The Shoppes at Beauvoir — which houses Firehouse Subs, AT&T and the UPS Store — is the latest shopping center in South Mississippi to be sold as the commercial real estate market continues to attract investors seeking more for their money.
The 6,300-square-foot strip shopping center sold for $1.85 million to an undisclosed Louisiana investment company represented by Christopher Dozier of Retail Specialists.
The former Blockbuster video store at the corner of Beauvoir and Pass roads was redeveloped in 2013.
“This redevelopment project was the vision of Doug Molyneaux, who actively negotiated the acquisition contract, negotiated the tenant leases and lease extensions and led the marketing effort in the sale,” said co-owner and developer Brooks Holstein of COMVEST Properties.
A loan with Community Bank Coast allowed the owners to update the exterior, which helped attract a mix of national franchise tenants.
COMVEST also is marketing White Pillars with a virtual tour to find a chef who wants to bring back the elegant dining for which the restaurant was known. The company also produced with The Focus Group a video giving potential investors an overview of the area’s casinos, restaurants, attractions, events and potential.
“People are knocking on the door, depending on the type of property it is,” said Brian Bolis, an agent at NAI Sawyer in Gulfport.
He recently sold the land south of the Markham Hotel in downtown Gulfport to the investors who bought the hotel, which has been empty for 11 years since Hurricane Katrina.

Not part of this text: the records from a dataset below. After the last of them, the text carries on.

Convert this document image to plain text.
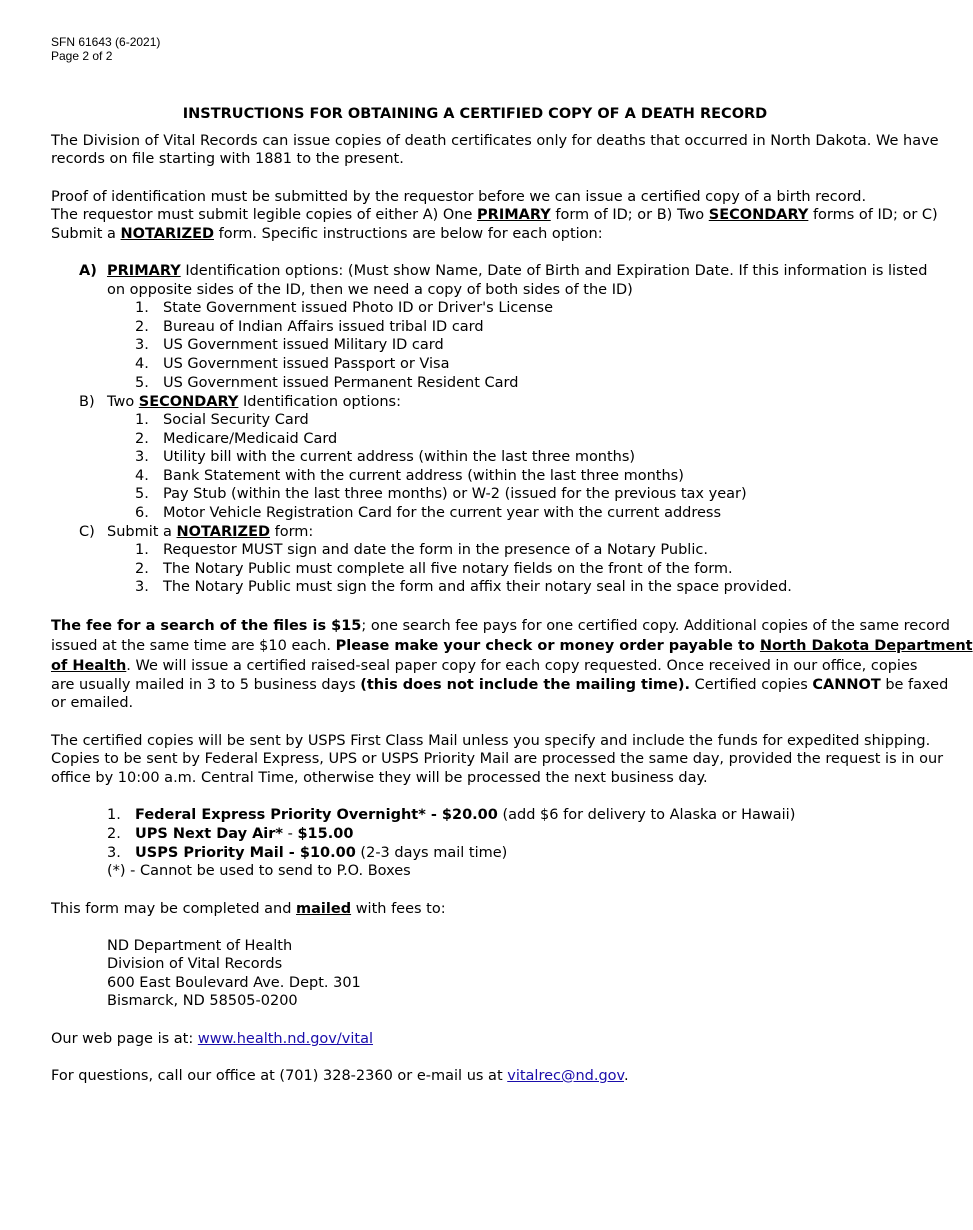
SFN 61643 (6-2021)
Page 2 of 2
INSTRUCTIONS FOR OBTAINING A CERTIFIED COPY OF A DEATH RECORD
The Division of Vital Records can issue copies of death certificates only for deaths that occurred in North Dakota. We have
records on file starting with 1881 to the present.
Proof of identification must be submitted by the requestor before we can issue a certified copy of a birth record.
The requestor must submit legible copies of either A) One PRIMARY form of ID; or B) Two SECONDARY forms of ID; or C)
Submit a NOTARIZED form. Specific instructions are below for each option:
A) PRIMARY Identification options: (Must show Name, Date of Birth and Expiration Date. If this information is listed
on opposite sides of the ID, then we need a copy of both sides of the ID)
1. State Government issued Photo ID or Driver's License
2. Bureau of Indian Affairs issued tribal ID card
3. US Government issued Military ID card
4. US Government issued Passport or Visa
5. US Government issued Permanent Resident Card
B) Two SECONDARY Identification options:
1. Social Security Card
2. Medicare/Medicaid Card
3. Utility bill with the current address (within the last three months)
4. Bank Statement with the current address (within the last three months)
5. Pay Stub (within the last three months) or W-2 (issued for the previous tax year)
6. Motor Vehicle Registration Card for the current year with the current address
C) Submit a NOTARIZED form:
1. Requestor MUST sign and date the form in the presence of a Notary Public.
2. The Notary Public must complete all five notary fields on the front of the form.
3. The Notary Public must sign the form and affix their notary seal in the space provided.
The fee for a search of the files is $15; one search fee pays for one certified copy. Additional copies of the same record
issued at the same time are $10 each. Please make your check or money order payable to North Dakota Department
of Health. We will issue a certified raised-seal paper copy for each copy requested. Once received in our office, copies
are usually mailed in 3 to 5 business days (this does not include the mailing time). Certified copies CANNOT be faxed
or emailed.
The certified copies will be sent by USPS First Class Mail unless you specify and include the funds for expedited shipping.
Copies to be sent by Federal Express, UPS or USPS Priority Mail are processed the same day, provided the request is in our
office by 10:00 a.m. Central Time, otherwise they will be processed the next business day.
1. Federal Express Priority Overnight* - $20.00 (add $6 for delivery to Alaska or Hawaii)
2. UPS Next Day Air* - $15.00
3. USPS Priority Mail - $10.00 (2-3 days mail time)
(*) - Cannot be used to send to P.O. Boxes
This form may be completed and mailed with fees to:
ND Department of Health
Division of Vital Records
600 East Boulevard Ave. Dept. 301
Bismarck, ND 58505-0200
Our web page is at: www.health.nd.gov/vital
For questions, call our office at (701) 328-2360 or e-mail us at vitalrec@nd.gov.
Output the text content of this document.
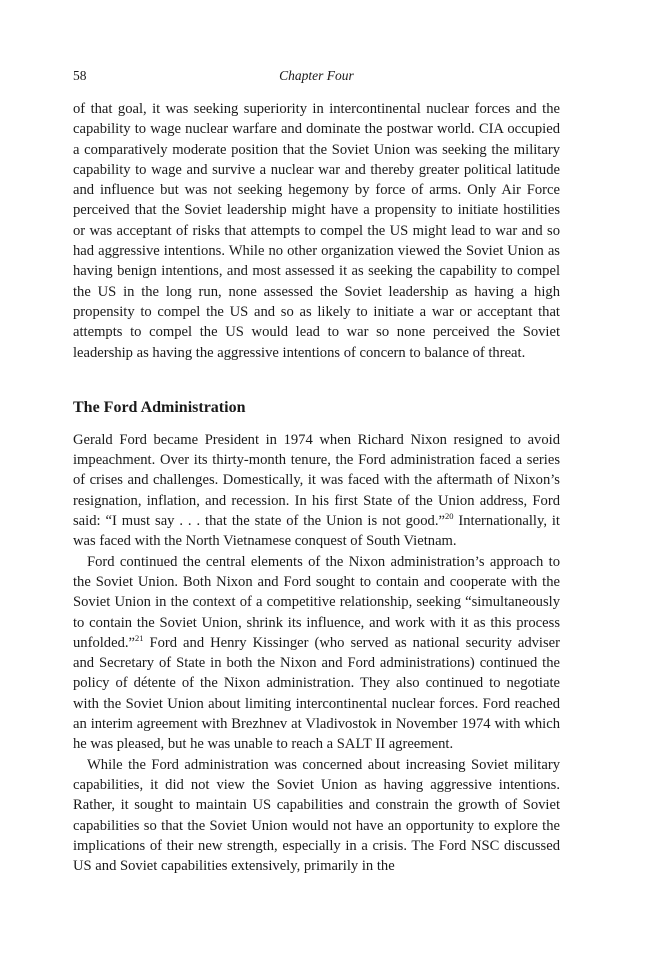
58	Chapter Four

of that goal, it was seeking superiority in intercontinental nuclear forces and the capability to wage nuclear warfare and dominate the postwar world. CIA occupied a comparatively moderate position that the Soviet Union was seeking the military capability to wage and survive a nuclear war and thereby greater political latitude and influence but was not seeking hegemony by force of arms. Only Air Force perceived that the Soviet leadership might have a propensity to initiate hostilities or was acceptant of risks that attempts to compel the US might lead to war and so had aggressive intentions. While no other organization viewed the Soviet Union as having benign intentions, and most assessed it as seeking the capability to compel the US in the long run, none assessed the Soviet leadership as having a high propensity to compel the US and so as likely to initiate a war or acceptant that attempts to compel the US would lead to war so none perceived the Soviet leadership as having the aggressive intentions of concern to balance of threat.

The Ford Administration

Gerald Ford became President in 1974 when Richard Nixon resigned to avoid impeachment. Over its thirty-month tenure, the Ford administration faced a series of crises and challenges. Domestically, it was faced with the aftermath of Nixon’s resignation, inflation, and recession. In his first State of the Union address, Ford said: “I must say . . . that the state of the Union is not good.”$^{20}$ Internationally, it was faced with the North Vietnamese conquest of South Vietnam.

Ford continued the central elements of the Nixon administration’s approach to the Soviet Union. Both Nixon and Ford sought to contain and cooperate with the Soviet Union in the context of a competitive relationship, seeking “simultaneously to contain the Soviet Union, shrink its influence, and work with it as this process unfolded.”$^{21}$ Ford and Henry Kissinger (who served as national security adviser and Secretary of State in both the Nixon and Ford administrations) continued the policy of détente of the Nixon administration. They also continued to negotiate with the Soviet Union about limiting intercontinental nuclear forces. Ford reached an interim agreement with Brezhnev at Vladivostok in November 1974 with which he was pleased, but he was unable to reach a SALT II agreement.

While the Ford administration was concerned about increasing Soviet military capabilities, it did not view the Soviet Union as having aggressive intentions. Rather, it sought to maintain US capabilities and constrain the growth of Soviet capabilities so that the Soviet Union would not have an opportunity to explore the implications of their new strength, especially in a crisis. The Ford NSC discussed US and Soviet capabilities extensively, primarily in the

Multi-family housing is hot, he said: “There’s a lot of demand for it but not too much available supply for sale.” Single-tenant rental homes also are in demand, he said. But he noted South Mississippi still has a big vacancy rate in the small-office market, and land isn’t selling well.

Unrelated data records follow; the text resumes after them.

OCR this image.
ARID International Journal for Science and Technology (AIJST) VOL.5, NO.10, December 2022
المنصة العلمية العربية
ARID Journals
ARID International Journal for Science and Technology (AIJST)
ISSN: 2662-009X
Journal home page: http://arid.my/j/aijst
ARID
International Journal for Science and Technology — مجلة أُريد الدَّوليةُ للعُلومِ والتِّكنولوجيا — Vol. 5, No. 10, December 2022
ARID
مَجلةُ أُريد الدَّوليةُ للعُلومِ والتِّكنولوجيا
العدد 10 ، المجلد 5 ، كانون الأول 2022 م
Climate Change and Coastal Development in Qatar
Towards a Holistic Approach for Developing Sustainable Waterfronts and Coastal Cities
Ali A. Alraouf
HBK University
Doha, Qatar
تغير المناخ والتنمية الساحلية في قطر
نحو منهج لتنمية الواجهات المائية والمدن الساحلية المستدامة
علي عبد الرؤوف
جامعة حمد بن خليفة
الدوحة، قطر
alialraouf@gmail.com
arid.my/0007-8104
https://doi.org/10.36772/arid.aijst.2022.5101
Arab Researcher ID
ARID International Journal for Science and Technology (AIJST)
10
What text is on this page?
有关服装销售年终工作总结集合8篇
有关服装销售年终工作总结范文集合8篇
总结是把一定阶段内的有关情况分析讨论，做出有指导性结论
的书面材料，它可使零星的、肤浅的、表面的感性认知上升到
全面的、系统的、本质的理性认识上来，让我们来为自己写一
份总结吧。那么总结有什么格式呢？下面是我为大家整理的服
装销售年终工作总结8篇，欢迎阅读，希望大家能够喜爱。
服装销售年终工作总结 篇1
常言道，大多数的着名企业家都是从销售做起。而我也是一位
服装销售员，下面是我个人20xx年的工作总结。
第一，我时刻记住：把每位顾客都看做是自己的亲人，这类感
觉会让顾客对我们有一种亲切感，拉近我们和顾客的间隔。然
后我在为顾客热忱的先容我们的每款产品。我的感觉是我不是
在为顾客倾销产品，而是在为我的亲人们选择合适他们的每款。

“We’ve got just an abundant supply of it,” he said of empty land.
In the “gateway markets” such as New York, Boston, Los Angeles and Seattle, the demand and prices are just unbelievable, he said. An office building just sold in Manhattan for $1,700 per square foot.
In South Mississippi, the rate generally is between $50 and $100 a square foot.
Kenneth Jones, a commercial real estate agent for Coldwell Banker Alfonso Real Estate in Gulfport, recently sold the Elliott Homes office in Gulfport to an investor. He also has a strip shopping center on Courthouse Road in Gulfport under contract to another developer.
“The investment side of it is going crazy,” he said. He’s closing soon on the sale on a commercial property on Pass Road in Gulfport. The owner was trying to lease the building and Jones said, “Somebody came along and wanted to purchase it.”
While smaller investors are tired of earning little return on their bonds and CDs, he said, and are a little tentative about the stock market, “people do think the economy’s better. They’re willing to go out there and take a little more risk.”
Monte Luffey, a principal at Southeast Commercial in Gulfport, announced in the spring his company facilitated the sale of Edgewater Village Shopping Center in Biloxi and was awarded the exclusive management and leasing contract by the new owner.
This week, he said the Tuesday Morning retail store at Hardy Court in Gulfport will be moving to Edgewater Village and his company is working to get more stores to move to the location at U.S. 90 and Eisenhower Drive.
Southeast Commercial also has a joint development agreement with the owners of land immediately west of The Promenade in D’Iberville.
“We have got a tremendous amount of interest from national and regional restaurants and retailers,” Luffey said. They haven’t yet named the shopping center that will be built on 7 acres south and 17 acres north of Promenade Parkway.
Construction of a Mugshots restaurant has begun on the south side and Luffey said, “We’re in discussions on the north side with several different groups.”
“Most of the national retailers these days have brokers,” he said, and his company works with them to find a site.
To keep growing the market, South Mississippi needs more homeowners and a diversified economy.
“Retail follows residential,” he said, and to bring people in, the Coast needs more industry. “We can’t rely just on tourism.”